I wasn’t nervous to see her. I didn’t plan out what I was going to say tonight on the eight-hour flight to New York. I watched the Siege lose to Chicago and then game footage of Atlanta—the team’s next opponent.

I know what it’s like to see an ex and realize old feelings are still there.

This? This isn’t what it’s like.

Juliette calls my name, and my attention jerks back to her. There’s a new tightness in the corners of her smile that tells me that wasn’t the first time she tried to get my attention.

“Sorry,” I say, reaching for my water glass. “Long flight.”

She nods, accepting the excuse, but that’s exactly what it is. I used to blame football—I was tired from practice, or I was focused on an upcoming match.

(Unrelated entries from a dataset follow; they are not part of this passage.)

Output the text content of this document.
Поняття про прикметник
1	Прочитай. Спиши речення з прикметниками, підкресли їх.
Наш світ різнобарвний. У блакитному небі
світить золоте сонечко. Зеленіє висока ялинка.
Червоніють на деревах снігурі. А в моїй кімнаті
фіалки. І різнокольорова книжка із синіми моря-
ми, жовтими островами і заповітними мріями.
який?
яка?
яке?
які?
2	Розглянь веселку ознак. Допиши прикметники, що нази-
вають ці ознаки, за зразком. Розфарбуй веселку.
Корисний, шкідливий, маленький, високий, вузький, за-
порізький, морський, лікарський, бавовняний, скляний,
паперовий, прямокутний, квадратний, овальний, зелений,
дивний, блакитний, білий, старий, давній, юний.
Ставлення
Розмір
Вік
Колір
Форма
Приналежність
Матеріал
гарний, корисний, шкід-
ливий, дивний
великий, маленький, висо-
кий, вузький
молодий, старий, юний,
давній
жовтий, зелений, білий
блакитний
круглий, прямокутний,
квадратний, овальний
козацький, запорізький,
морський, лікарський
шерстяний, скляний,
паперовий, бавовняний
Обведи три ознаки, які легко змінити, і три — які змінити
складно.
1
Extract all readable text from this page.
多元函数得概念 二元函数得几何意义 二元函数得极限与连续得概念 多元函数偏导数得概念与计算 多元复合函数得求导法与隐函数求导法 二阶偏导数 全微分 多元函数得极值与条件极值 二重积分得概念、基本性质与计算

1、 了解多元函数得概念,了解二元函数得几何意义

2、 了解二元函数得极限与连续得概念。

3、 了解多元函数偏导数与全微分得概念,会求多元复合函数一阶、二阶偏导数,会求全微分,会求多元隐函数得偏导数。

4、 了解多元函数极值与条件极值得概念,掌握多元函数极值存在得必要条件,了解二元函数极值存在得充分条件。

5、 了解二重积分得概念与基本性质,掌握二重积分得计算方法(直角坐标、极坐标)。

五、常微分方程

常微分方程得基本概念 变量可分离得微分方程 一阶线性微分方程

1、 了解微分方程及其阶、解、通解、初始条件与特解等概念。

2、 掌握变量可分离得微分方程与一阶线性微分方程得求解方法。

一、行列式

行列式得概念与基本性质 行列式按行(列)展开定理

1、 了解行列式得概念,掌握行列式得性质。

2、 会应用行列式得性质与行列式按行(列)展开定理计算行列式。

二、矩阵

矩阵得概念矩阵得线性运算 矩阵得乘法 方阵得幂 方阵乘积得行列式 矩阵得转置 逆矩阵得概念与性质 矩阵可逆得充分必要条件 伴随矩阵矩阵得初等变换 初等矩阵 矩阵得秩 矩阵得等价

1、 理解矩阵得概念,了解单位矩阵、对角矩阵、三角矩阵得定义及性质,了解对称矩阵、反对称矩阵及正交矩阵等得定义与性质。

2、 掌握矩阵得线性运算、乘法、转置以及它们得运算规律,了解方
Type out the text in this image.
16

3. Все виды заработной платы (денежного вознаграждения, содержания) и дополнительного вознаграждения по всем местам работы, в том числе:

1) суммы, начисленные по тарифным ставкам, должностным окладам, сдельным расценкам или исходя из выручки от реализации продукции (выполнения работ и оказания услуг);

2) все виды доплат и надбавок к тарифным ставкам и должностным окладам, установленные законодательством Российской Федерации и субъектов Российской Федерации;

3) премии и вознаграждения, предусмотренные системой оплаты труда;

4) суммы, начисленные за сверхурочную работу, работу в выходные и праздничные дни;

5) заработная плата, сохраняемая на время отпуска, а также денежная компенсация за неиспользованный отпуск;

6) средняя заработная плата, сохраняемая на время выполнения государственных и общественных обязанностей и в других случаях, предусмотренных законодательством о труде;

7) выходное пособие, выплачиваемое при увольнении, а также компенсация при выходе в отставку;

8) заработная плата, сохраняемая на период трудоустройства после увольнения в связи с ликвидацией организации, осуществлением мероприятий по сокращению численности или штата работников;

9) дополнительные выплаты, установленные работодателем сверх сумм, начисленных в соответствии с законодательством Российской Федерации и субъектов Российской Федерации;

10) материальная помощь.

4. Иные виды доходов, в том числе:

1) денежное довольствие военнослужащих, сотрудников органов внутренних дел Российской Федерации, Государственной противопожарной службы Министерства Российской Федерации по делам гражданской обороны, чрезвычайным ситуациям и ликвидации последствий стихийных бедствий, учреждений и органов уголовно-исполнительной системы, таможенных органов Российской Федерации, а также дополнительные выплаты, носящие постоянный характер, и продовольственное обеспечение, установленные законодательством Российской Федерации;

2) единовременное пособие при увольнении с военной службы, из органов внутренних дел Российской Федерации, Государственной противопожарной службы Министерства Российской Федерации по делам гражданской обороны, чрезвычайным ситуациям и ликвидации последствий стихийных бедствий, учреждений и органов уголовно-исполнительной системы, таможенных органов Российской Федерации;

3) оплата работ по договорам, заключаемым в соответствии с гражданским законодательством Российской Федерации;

Football was only one of the issues in our relationship, and that’s especially obvious now that it’s a non-factor.

She tilts her head. “Why did you fly back to Kluvberg?”

“Meetings.” The lie exits easily before I can even consider telling the truth.

Juliette knows I have a strained relationship with my grandfather.

She never met Opa. Never asked to and I never suggested it.

If our engagement had ended with a wedding rather than a mutual return to work, I have no idea if my grandfather would have shown up to the ceremony.

Juliette used to say he wasn’t my responsibility, that Opa was fully capable of making his own choices.

Which is true, but I’m certainly not blameless in our estrangement.

He was there for me when no one else was, and then I walked away at the first opportunity.

But I don’t want to discuss any of that with Juliette, and she’s not interested enough in my job to ask for details about work meetings.

“How long are you in New York for?” I question, turning the conversation back to her.

And as Juliette starts talking about the various campaigns she’s working on, something occurs to me that I probably should have realized a lot sooner.

When we met, I didn’t like that Juliette had no interest in football.

I liked that she didn’t remind me of Claire.